Again, not much in the way of business yet.  Jason Bay rejected a four-year, sixty-million-dollar offer in favor of testing the free agent market for the first time in his career.  He’s Theo’s priority, though, and I still say he’ll end up back in Boston.  The Cards have already stated that they’re not interested, preferring Matt Holliday instead.  But I think this has the potential to be one of those long, drawn-out negotiations.  By the way, let’s not forget that Jermaine Dye is also a free agent.

We released George Kottaras, who has been claimed by the Brewers.  PawSox manager Ron Johnson will be our new bench coach.  We’re reportedly interested in Adrian Beltre, and we claimed reliever Robert Manuel off waivers.  Before the offseason is done, we’ll probably re-sign Alex Gonzalez and add a low-risk, high-potential starter.  Remember: in an economy like this, you do not need to, nor should you, empty your pockets to win a World Series, no matter what the Evil Empire might assume is the best practice.

Congratulations to John Henry on winning the Woodrow Wilson Award for Corporate Citizenship.  Again, corporate social responsibility in this day and age is the way to go.  Unfortunately, though, ticket prices are up this year.  About half the seats were increased by two dollars, including the infield grandstand, right field boxes, and lower bleachers.  The field and loge boxes and Green Monster seats and standing room were increased by five dollars.  The outfield grandstand and upper bleachers weren’t increased.  Whenever you hear about price increases or decreases for tickets at Fenway, remember to always take them with a grain of salt.  Obviously we’d prefer a price freeze, but how many of us really purchase our Fenway tickets at face value anyway? I’m just saying.

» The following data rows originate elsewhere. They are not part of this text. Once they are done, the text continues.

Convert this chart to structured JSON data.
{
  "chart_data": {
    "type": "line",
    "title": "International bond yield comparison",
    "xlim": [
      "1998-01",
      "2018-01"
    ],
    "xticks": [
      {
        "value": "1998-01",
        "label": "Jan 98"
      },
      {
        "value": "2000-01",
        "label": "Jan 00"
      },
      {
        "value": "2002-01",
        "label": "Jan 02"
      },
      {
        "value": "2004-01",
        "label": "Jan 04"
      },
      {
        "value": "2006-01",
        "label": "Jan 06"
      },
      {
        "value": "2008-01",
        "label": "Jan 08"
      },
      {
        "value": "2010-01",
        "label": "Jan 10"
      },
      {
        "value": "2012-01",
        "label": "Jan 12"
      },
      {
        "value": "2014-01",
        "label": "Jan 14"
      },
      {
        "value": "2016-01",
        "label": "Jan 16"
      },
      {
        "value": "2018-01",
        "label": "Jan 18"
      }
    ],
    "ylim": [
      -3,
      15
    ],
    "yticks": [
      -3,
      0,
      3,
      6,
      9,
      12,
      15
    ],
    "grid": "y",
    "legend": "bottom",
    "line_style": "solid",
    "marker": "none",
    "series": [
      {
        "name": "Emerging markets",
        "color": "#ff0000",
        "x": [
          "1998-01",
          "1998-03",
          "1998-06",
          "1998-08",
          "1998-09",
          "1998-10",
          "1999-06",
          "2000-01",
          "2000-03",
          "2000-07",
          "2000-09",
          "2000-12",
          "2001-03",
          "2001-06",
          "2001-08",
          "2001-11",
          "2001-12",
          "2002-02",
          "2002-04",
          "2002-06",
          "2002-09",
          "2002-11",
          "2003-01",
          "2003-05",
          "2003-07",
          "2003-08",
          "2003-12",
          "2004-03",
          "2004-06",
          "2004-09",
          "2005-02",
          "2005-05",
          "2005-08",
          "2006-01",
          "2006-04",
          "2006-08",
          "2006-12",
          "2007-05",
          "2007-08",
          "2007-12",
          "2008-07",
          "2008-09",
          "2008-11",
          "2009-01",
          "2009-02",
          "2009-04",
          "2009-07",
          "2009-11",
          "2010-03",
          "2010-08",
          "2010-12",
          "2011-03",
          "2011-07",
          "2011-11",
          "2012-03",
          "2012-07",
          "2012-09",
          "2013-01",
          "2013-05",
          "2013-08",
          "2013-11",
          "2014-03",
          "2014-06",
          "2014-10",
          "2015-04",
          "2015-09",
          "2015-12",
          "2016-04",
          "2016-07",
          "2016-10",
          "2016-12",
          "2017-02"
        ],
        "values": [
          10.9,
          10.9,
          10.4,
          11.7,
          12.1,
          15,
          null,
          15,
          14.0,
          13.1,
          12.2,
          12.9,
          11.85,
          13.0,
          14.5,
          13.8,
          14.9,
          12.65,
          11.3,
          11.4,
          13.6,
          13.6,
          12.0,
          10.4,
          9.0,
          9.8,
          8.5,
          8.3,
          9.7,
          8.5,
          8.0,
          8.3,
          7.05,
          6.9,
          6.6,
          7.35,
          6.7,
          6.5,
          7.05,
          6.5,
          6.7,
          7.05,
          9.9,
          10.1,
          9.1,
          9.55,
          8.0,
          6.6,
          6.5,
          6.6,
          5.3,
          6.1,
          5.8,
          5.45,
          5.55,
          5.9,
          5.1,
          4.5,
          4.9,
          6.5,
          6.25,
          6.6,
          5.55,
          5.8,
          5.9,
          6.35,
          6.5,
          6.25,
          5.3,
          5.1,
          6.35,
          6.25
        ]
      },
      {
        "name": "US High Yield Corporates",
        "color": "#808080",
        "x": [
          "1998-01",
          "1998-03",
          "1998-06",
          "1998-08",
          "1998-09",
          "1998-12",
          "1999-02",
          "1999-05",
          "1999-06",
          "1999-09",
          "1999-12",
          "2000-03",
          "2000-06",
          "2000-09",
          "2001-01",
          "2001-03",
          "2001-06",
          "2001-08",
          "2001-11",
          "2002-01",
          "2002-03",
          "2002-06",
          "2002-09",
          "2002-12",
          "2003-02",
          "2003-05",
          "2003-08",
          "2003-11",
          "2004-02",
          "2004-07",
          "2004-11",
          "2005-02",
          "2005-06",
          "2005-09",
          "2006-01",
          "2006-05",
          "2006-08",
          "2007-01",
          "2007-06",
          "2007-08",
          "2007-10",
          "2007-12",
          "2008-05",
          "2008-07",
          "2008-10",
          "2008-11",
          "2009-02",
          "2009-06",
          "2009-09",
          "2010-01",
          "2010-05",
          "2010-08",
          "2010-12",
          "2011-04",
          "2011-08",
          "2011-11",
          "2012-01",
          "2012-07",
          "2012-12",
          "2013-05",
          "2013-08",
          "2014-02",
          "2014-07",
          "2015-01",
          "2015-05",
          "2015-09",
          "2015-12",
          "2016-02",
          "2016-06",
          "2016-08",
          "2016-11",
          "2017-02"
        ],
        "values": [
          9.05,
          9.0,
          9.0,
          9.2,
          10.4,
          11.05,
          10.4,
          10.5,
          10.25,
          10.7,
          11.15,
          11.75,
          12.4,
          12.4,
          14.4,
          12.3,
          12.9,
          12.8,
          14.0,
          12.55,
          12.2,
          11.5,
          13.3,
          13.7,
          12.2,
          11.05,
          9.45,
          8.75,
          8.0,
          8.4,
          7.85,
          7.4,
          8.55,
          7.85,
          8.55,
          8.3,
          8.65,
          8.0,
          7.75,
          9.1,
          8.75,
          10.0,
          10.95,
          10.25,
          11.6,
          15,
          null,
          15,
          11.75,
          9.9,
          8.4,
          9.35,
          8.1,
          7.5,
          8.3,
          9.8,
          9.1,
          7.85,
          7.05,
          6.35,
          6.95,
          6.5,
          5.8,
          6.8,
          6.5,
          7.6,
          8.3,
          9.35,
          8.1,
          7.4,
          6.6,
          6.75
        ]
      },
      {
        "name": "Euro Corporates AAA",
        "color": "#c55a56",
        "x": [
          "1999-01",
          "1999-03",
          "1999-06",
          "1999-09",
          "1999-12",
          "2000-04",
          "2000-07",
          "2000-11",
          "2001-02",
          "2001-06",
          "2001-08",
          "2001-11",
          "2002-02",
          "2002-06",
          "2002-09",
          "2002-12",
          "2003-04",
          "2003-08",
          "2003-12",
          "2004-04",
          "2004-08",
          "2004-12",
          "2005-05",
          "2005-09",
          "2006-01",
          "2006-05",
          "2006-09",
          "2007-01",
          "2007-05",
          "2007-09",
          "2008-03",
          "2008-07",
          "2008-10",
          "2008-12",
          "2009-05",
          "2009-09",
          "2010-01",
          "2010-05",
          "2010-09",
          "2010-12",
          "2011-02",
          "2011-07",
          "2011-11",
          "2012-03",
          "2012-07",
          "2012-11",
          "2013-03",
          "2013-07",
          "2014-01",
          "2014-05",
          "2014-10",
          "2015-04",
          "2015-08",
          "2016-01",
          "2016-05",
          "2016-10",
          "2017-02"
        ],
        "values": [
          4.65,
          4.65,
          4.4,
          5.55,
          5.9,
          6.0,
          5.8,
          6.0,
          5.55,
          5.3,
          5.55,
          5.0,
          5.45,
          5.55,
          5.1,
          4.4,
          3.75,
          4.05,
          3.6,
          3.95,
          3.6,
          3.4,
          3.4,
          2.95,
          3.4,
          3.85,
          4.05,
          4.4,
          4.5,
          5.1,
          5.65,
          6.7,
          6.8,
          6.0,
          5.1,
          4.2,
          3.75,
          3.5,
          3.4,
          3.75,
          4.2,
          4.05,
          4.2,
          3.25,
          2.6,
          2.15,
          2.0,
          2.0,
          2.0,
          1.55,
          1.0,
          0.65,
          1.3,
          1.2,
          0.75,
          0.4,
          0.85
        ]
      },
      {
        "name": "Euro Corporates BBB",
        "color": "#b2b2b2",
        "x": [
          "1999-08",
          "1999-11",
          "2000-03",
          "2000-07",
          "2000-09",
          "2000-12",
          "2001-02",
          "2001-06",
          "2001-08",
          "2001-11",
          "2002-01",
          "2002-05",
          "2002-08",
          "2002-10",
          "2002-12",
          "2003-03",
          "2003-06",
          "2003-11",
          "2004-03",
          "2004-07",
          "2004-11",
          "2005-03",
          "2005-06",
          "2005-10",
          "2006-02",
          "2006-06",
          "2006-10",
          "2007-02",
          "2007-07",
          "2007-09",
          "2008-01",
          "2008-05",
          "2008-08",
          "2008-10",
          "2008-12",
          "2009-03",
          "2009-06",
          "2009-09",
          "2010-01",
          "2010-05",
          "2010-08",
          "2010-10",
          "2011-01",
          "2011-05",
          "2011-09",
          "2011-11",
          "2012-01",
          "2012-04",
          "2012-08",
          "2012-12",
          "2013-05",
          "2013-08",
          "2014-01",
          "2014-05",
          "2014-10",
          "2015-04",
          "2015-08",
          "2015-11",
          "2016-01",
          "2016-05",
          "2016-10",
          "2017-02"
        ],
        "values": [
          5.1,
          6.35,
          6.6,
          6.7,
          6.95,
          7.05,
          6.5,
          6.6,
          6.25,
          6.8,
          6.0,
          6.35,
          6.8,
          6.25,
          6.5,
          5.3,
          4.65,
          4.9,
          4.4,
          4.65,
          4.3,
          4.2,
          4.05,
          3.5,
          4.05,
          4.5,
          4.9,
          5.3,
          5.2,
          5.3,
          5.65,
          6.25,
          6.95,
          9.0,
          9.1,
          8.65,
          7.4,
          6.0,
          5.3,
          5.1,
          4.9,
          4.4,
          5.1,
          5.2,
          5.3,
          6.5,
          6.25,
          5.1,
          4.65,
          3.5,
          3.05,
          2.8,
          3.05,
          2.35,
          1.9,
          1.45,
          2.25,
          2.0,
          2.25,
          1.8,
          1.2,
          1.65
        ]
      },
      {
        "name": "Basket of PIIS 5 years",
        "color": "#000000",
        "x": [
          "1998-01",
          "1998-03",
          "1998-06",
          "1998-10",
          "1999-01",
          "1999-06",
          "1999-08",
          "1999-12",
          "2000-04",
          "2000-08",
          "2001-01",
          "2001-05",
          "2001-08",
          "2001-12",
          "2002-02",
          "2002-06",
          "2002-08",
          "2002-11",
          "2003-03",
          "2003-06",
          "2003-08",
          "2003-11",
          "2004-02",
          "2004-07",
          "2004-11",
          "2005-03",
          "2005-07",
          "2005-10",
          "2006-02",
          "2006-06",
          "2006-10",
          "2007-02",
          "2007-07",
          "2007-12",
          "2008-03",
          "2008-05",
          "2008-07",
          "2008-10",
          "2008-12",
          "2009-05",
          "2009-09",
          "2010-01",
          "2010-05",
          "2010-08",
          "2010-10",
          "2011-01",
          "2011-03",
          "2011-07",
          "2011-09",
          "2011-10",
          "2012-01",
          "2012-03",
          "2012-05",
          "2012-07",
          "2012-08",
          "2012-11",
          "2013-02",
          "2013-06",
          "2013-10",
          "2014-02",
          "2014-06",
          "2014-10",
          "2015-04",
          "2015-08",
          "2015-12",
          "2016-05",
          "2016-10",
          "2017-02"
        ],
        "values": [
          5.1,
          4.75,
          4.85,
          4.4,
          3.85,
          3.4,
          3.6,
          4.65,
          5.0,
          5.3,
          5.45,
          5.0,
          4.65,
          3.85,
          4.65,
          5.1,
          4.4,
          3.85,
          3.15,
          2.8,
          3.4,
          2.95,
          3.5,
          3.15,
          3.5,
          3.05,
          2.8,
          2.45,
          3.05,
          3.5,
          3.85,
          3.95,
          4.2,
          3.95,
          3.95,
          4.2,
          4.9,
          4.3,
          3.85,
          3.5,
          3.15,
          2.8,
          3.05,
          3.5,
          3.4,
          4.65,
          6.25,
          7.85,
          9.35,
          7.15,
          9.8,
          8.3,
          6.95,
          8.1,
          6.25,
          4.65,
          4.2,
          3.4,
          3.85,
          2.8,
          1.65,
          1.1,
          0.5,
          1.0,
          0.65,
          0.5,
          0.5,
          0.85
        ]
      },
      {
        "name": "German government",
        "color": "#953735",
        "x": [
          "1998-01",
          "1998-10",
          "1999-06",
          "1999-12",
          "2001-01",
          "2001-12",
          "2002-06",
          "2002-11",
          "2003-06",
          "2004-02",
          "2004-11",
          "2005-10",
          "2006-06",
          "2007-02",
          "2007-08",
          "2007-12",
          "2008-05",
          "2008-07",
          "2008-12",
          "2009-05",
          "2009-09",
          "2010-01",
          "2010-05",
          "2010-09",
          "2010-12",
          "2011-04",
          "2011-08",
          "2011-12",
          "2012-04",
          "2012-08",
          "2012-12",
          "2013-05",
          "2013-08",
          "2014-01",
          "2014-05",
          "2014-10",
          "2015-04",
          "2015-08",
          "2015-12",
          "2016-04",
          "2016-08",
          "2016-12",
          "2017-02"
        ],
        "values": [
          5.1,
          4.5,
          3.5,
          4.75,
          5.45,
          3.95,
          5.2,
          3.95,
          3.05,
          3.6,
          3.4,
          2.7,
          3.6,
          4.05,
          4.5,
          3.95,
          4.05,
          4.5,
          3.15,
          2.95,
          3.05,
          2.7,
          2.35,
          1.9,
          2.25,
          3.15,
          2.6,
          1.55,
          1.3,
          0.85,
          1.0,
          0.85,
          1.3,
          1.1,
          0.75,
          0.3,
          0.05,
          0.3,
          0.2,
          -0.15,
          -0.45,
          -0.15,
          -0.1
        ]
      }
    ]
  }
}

So, as per usual this early in the offseason, we have more wait-and-seeing ahead.  Theo never reveals the tricks he has up his sleeve, so that’s really all we can do.

The Bruins suffered a particularly painful loss to the Islanders, 4-1.  I’d rather not talk about it.  We did best Atlanta in a shootout, though, and we eked out a win against the Sabres in sudden death.  That last one was particularly heartening, being that the Sabres are first in the division.  For now.  We’re only two points behind.  And now for the grand finale, let’s discuss Bill Belichick’s oh-so-positive judgment call on Sunday.  In the fourth quarter with a six-point lead, the Pats had the ball on their 28.  Tom Brady’s pass was incomplete.  With two minutes and eight seconds left on the clock, Belichick decided to go for it.  But Kevin Faulk fumbled the ball, and suddenly it was fourth and two.  Needless to say, we lost, 35-34, to the Colts, who are still undefeated.  I mean, it’s a tough call.  Belichick made the same decision against Atlanta and we won.  Then again, we had the lead, we had the time, and we had an opponent that wasn’t Indianapolis.  It was just bad.  It was just really, really bad.